Key Points
- Gold hit record highs above Rs 450,000 per tola before a sharp Rs 14,000 plunge.
- Surge driven by heavy central-bank buying, led by China and Turkey.
- Global correction followed stronger U.S. data and delayed rate cuts.
- Gold remains a safe-haven asset, but volatility persists.
ISLAMABAD: For centuries, civilisations have turned to gold when paper promises failed — from the Pharaohs’ vaults to the Fort Knox reserves. But even the metal that has outlasted empires can falter under today’s economic tides.
After touching record highs above Rs 450,000 per tola in Pakistan, gold prices have plunged, mirroring a global correction that has caught investors off guard and revived questions about what really drives the world’s oldest haven.

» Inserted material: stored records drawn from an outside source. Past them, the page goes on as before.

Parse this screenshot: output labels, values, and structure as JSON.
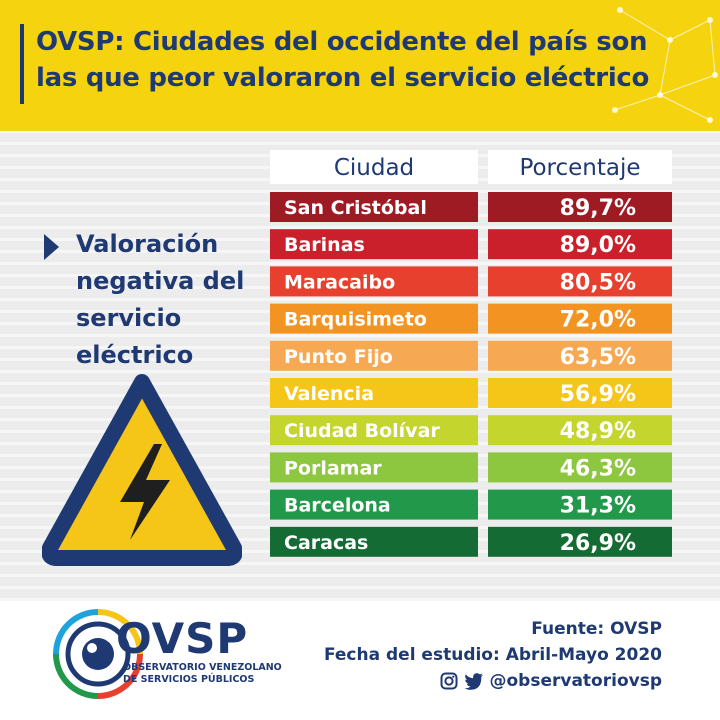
{
  "header": {
    "title": "OVSP: Ciudades del occidente del país son las que peor valoraron el servicio eléctrico"
  },
  "side": {
    "label": "Valoración negativa del servicio eléctrico"
  },
  "chart_data": {
    "type": "table",
    "headers": [
      "Ciudad",
      "Porcentaje"
    ],
    "rows": [
      {
        "city": "San Cristóbal",
        "value": "89,7%",
        "color": "#9e1b23"
      },
      {
        "city": "Barinas",
        "value": "89,0%",
        "color": "#c9202b"
      },
      {
        "city": "Maracaibo",
        "value": "80,5%",
        "color": "#e8402f"
      },
      {
        "city": "Barquisimeto",
        "value": "72,0%",
        "color": "#f39322"
      },
      {
        "city": "Punto Fijo",
        "value": "63,5%",
        "color": "#f6a952"
      },
      {
        "city": "Valencia",
        "value": "56,9%",
        "color": "#f5c518"
      },
      {
        "city": "Ciudad Bolívar",
        "value": "48,9%",
        "color": "#c4d52e"
      },
      {
        "city": "Porlamar",
        "value": "46,3%",
        "color": "#8dc63f"
      },
      {
        "city": "Barcelona",
        "value": "31,3%",
        "color": "#22994a"
      },
      {
        "city": "Caracas",
        "value": "26,9%",
        "color": "#156b34"
      }
    ]
  },
  "footer": {
    "logo": "OVSP",
    "logo_sub1": "OBSERVATORIO VENEZOLANO",
    "logo_sub2": "DE SERVICIOS PÚBLICOS",
    "source": "Fuente: OVSP",
    "date": "Fecha del estudio: Abril-Mayo 2020",
    "handle": "@observatoriovsp"
  },
  "icons": {
    "warning": "high-voltage-warning-icon",
    "instagram": "instagram-icon",
    "twitter": "twitter-icon"
  },
  "colors": {
    "navy": "#1f3a73",
    "yellow": "#f5d40f"
  }
}
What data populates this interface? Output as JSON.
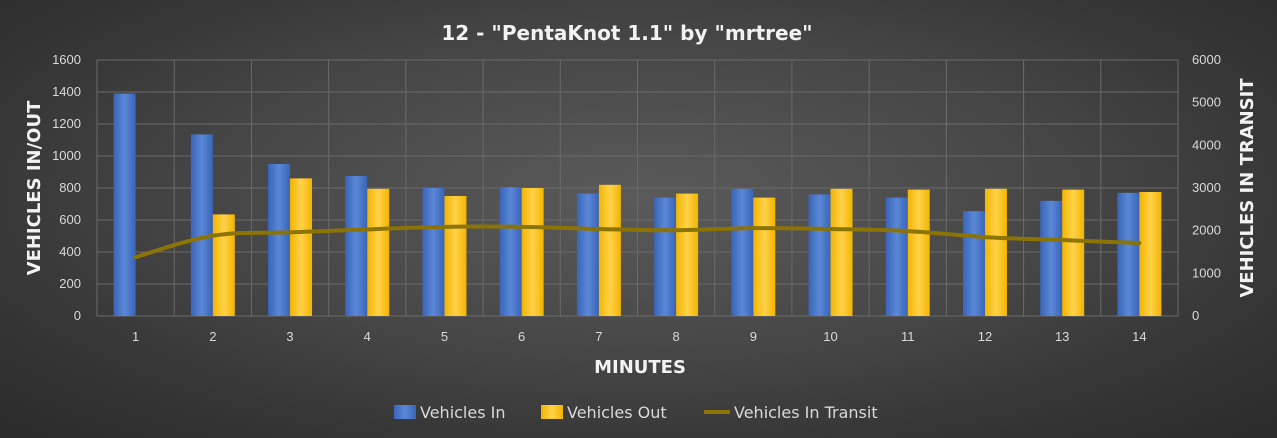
{
  "chart_data": {
    "type": "bar",
    "title": "12 - \"PentaKnot 1.1\" by \"mrtree\"",
    "xlabel": "MINUTES",
    "ylabel": "VEHICLES IN/OUT",
    "y2label": "VEHICLES IN TRANSIT",
    "categories": [
      "1",
      "2",
      "3",
      "4",
      "5",
      "6",
      "7",
      "8",
      "9",
      "10",
      "11",
      "12",
      "13",
      "14"
    ],
    "ylim": [
      0,
      1600
    ],
    "y_ticks": [
      "0",
      "200",
      "400",
      "600",
      "800",
      "1000",
      "1200",
      "1400",
      "1600"
    ],
    "y2lim": [
      0,
      6000
    ],
    "y2_ticks": [
      "0",
      "1000",
      "2000",
      "3000",
      "4000",
      "5000",
      "6000"
    ],
    "grid": true,
    "legend_position": "bottom",
    "series": [
      {
        "name": "Vehicles In",
        "type": "bar",
        "axis": "left",
        "color": "#4472C4",
        "values": [
          1390,
          1135,
          950,
          875,
          800,
          805,
          765,
          740,
          795,
          760,
          740,
          655,
          720,
          770
        ]
      },
      {
        "name": "Vehicles Out",
        "type": "bar",
        "axis": "left",
        "color": "#FFC000",
        "values": [
          0,
          635,
          860,
          795,
          750,
          800,
          820,
          765,
          740,
          795,
          790,
          795,
          790,
          775
        ]
      },
      {
        "name": "Vehicles In Transit",
        "type": "line",
        "axis": "right",
        "color": "#8C7305",
        "values": [
          1380,
          1880,
          1960,
          2030,
          2090,
          2090,
          2040,
          2010,
          2060,
          2040,
          1990,
          1850,
          1780,
          1710
        ]
      }
    ]
  }
}
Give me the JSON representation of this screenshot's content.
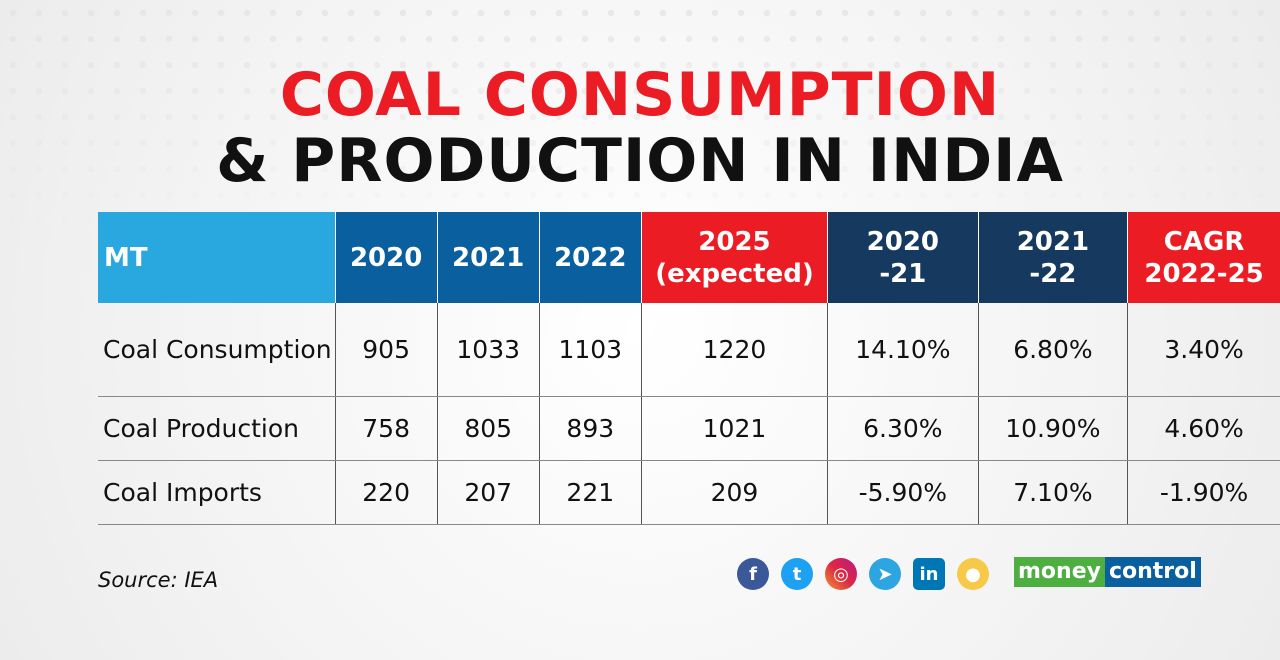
{
  "title_line1": "COAL CONSUMPTION",
  "title_line2": "& PRODUCTION IN INDIA",
  "source": "Source: IEA",
  "brand": {
    "part1": "money",
    "part2": "control"
  },
  "social_icons": [
    "facebook-icon",
    "twitter-icon",
    "instagram-icon",
    "telegram-icon",
    "linkedin-icon",
    "koo-icon"
  ],
  "colors": {
    "title_red": "#ec1c24",
    "header_light_blue": "#29a8e0",
    "header_blue": "#0a5f9e",
    "header_navy": "#163a5f",
    "header_red": "#ec1c24"
  },
  "chart_data": {
    "type": "table",
    "columns": [
      "MT",
      "2020",
      "2021",
      "2022",
      "2025 (expected)",
      "2020 -21",
      "2021 -22",
      "CAGR 2022-25"
    ],
    "rows": [
      [
        "Coal Consumption",
        "905",
        "1033",
        "1103",
        "1220",
        "14.10%",
        "6.80%",
        "3.40%"
      ],
      [
        "Coal Production",
        "758",
        "805",
        "893",
        "1021",
        "6.30%",
        "10.90%",
        "4.60%"
      ],
      [
        "Coal Imports",
        "220",
        "207",
        "221",
        "209",
        "-5.90%",
        "7.10%",
        "-1.90%"
      ]
    ]
  }
}
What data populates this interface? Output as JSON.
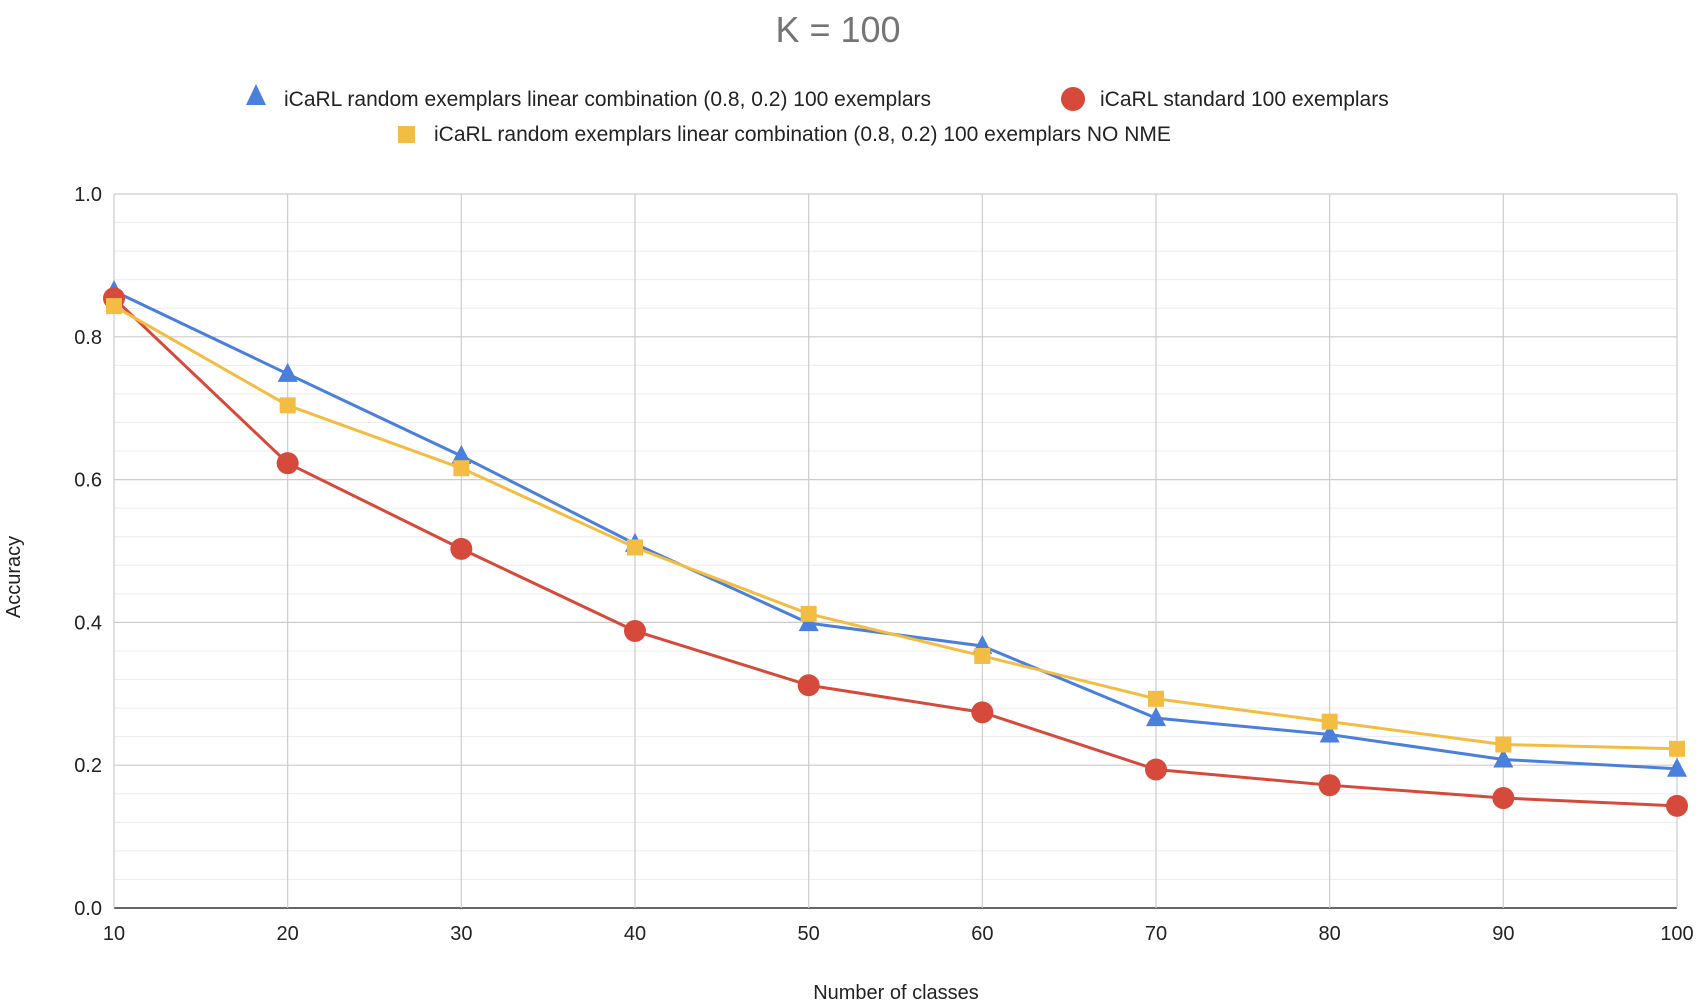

The flight to safety — and the frenzy that followed
For much of 2024 and the first half of 2025, gold glittered brighter than ever. As inflation fears lingered, central banks slowed interest-rate hikes to start rate-cutting, and geopolitical flashpoints deepened from Ukraine to the Middle East, investors turned to bullion as a hedge against volatility.
According to the World Gold Council, central banks collectively added more than 1,000 tonnes to their reserves last year — the second-largest annual increase on record — led by China, Turkey, and India. The buying spree tightened supplies, fueling speculative momentum across markets, propelling international prices beyond $4,000 per ounce by early October.
In Pakistan, where local prices track both international rates and the rupee-dollar parity, the rally pushed 24-karat gold above Rs 450,000 per tola, a historic peak that left even seasoned traders astonished.
Central banks and the China effect
Behind the surge was a quiet but decisive shift in global monetary behaviour. China’s central bank had been steadily accumulating gold for 17 consecutive months, diversifying away from dollar-denominated assets amid rising tensions with the United States. Similar moves by Russia, Turkey, and several Gulf states reinforced a perception that gold was regaining its place as a strategic reserve asset in a fragmenting global financial system.
Analysts at J.P. Morgan noted that this “monetary de-dollarisation” wave, coupled with softer US yields and uncertainty around future Federal Reserve policy, amplified demand for bullion as both a hedge and a statement.
From euphoria to correction
But what rises fast rarely stays there for long. As expectations shifted toward a delayed US rate-cut cycle and stronger-than-expected US GDP data lifted the dollar, investors began to unwind their heavy gold positions. The correction was swift.
In global markets, spot gold fell nearly $100 per ounce within days, and in Pakistan, the local rate tumbled Rs 14,000 per tola on Tuesday alone, one of the steepest single-day declines of the year.
Bullion dealers said the sell-off reflected “profit-taking after panic buying,” describing it as a healthy adjustment rather than a collapse. “When gold climbs too far too fast, a correction is inevitable,” an Islamabad-based trader told WE News.
A mirror of the global mood
The reversal underscored how tightly local markets remain linked to global sentiment. Every fluctuation in the dollar, US Treasury yields, or central-bank tone reverberates across bullion counters in Karachi, Mumbai, and Dubai.
Economists say that while gold’s long-term appeal as a hedge remains intact, short-term swings have grown sharper due to speculative trading and algorithmic flows reacting instantly to macroeconomic data.
History’s oldest refuge, not a flawless one
Throughout history, from the Great Depression to the 2008 financial crisis, gold has served as a refuge for traders in uncertain times. Still, even the oldest safe-haven carries risk. Unlike bonds or equities, gold generates no yield, and when rates rise or inflation eases, its shine can fade quickly.
Still, for central banks and households in emerging markets, its symbolic and strategic value endures. “Gold represents trust when paper assets lose it,” says economist Ahsan Mehanti, noting that Asian and Middle Eastern buyers tend to return to bullion whenever currencies wobble.
The road ahead
Market watchers believe gold may stabilise once the US monetary direction becomes clearer. The World Gold Council expects continued central-bank interest, even at a slower pace than 2024’s record accumulation. If global inflation cools and growth steadies, the metal could consolidate rather than soar — but few expect it to lose its ancient role as financial ballast.
After all, every time uncertainty looms, humanity’s oldest currency still beckons with a familiar gleam.